Website operators frequently unwittingly and unintentionally help criminals distribute malware. Poor server maintenance can allow trusted websites to be manipulated and malicious code to be embedded and distributed. 60 per cent of all online attacks are now directed at web servers, with the aim of finding and exploiting SQL injection and other vulnerabilities. SQL injection and cross-site scripting (XSS) vulnerabilities between them make up more than 80 per cent of all server vulnerabilities.

In its biannual report, IBM came to a similar conclusion – 50 per cent of home users' websites contain at least one dodgy link. In addition, 20 per cent of search engines, portals and directories contain URLs which lead users to infectious websites.

Two conclusions can be drawn from these results: no website can be trusted per se and zonal models are therefore redundant, and security tips such as "only visits sites you know" are misleading. Just this weekend, for example, scammers succeeded in planting scareware on visitors to the New York Times. Such incidents are nothing new and are set to increase in future, since this kind of approach makes it easy for criminals to reach large numbers of users.

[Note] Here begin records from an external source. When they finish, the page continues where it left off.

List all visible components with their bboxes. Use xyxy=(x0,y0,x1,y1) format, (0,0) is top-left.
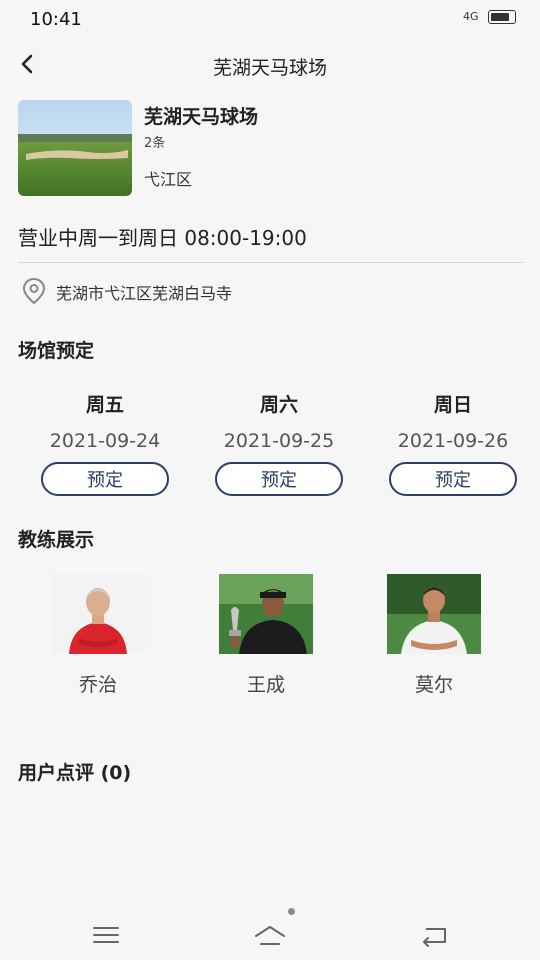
page-title: 芜湖天马球场 xyxy=(212,57,327,79)
status-bar: 10:41 4G xyxy=(0,0,540,40)
status-time: 10:41 xyxy=(30,9,82,30)
booking-day-sun: 周日 2021-09-26 预定 xyxy=(378,392,528,496)
coach-photo xyxy=(51,574,145,654)
status-indicators: 4G xyxy=(463,10,516,24)
coach-card[interactable]: 莫尔 xyxy=(387,574,481,697)
menu-button[interactable] xyxy=(89,920,123,950)
coach-card[interactable]: 乔治 xyxy=(51,574,145,697)
book-button[interactable]: 预定 xyxy=(215,462,343,496)
system-nav-bar xyxy=(0,904,540,960)
weekday-label: 周五 xyxy=(85,394,124,416)
venue-count: 2条 xyxy=(144,136,166,151)
return-icon xyxy=(423,928,446,947)
home-icon xyxy=(255,926,285,945)
nav-bar: 芜湖天马球场 xyxy=(0,40,540,90)
coaches-section-title: 教练展示 xyxy=(18,529,95,551)
back-nav-button[interactable] xyxy=(417,920,451,950)
location-pin-icon xyxy=(22,277,46,305)
booking-day-sat: 周六 2021-09-25 预定 xyxy=(204,392,354,496)
venue-district: 弋江区 xyxy=(144,170,193,189)
booking-day-fri: 周五 2021-09-24 预定 xyxy=(30,392,180,496)
coach-name: 莫尔 xyxy=(414,674,453,696)
home-button[interactable] xyxy=(253,920,287,950)
weekday-label: 周六 xyxy=(259,394,298,416)
reviews-section-title: 用户点评 (0) xyxy=(18,762,132,784)
date-label: 2021-09-26 xyxy=(397,430,509,452)
divider xyxy=(18,262,524,263)
coach-name: 王成 xyxy=(246,674,285,696)
date-label: 2021-09-25 xyxy=(223,430,335,452)
coach-photo xyxy=(387,574,481,654)
coach-name: 乔治 xyxy=(78,674,117,696)
venue-thumbnail[interactable] xyxy=(18,100,132,196)
book-button[interactable]: 预定 xyxy=(41,462,169,496)
address-text: 芜湖市弋江区芜湖白马寺 xyxy=(56,284,233,303)
indicator-dot xyxy=(288,908,295,915)
booking-section-title: 场馆预定 xyxy=(18,340,95,362)
coach-photo xyxy=(219,574,313,654)
book-button[interactable]: 预定 xyxy=(389,462,517,496)
network-label: 4G xyxy=(462,10,479,23)
date-label: 2021-09-24 xyxy=(49,430,161,452)
menu-icon xyxy=(93,927,119,943)
weekday-label: 周日 xyxy=(433,394,472,416)
business-hours: 营业中周一到周日 08:00-19:00 xyxy=(18,226,307,250)
battery-icon xyxy=(488,10,516,24)
venue-name: 芜湖天马球场 xyxy=(144,106,259,128)
coach-card[interactable]: 王成 xyxy=(219,574,313,697)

Neither administrators nor home users appear able to keep their systems up to date in order to frustrate website-based attacks. One reason for this is likely to be poorly-functioning and insufficiently explained update procedures for specific products. Studies have shown that silent updates, where the user is not involved, increase patch rates. There have been some protests about unapproved changes being made to computers, but your average user is likely to be far better served by measures such as this than by a blanket insistence on the right to decide on updates for himself.

Programs such as Secunia's PSI monitor major components such as the Flash plug-in, Java and browser libraries, and can give users some idea of how dangerous surfing with their system is, but it too requires the user to take the initiative by installing the program, and then actually using it.

It would be more practical if Microsoft were to integrate an infrastructure into Windows that informed users of updates, not only for Internet Explorer 8, but also for Adobe Reader, etc., etc.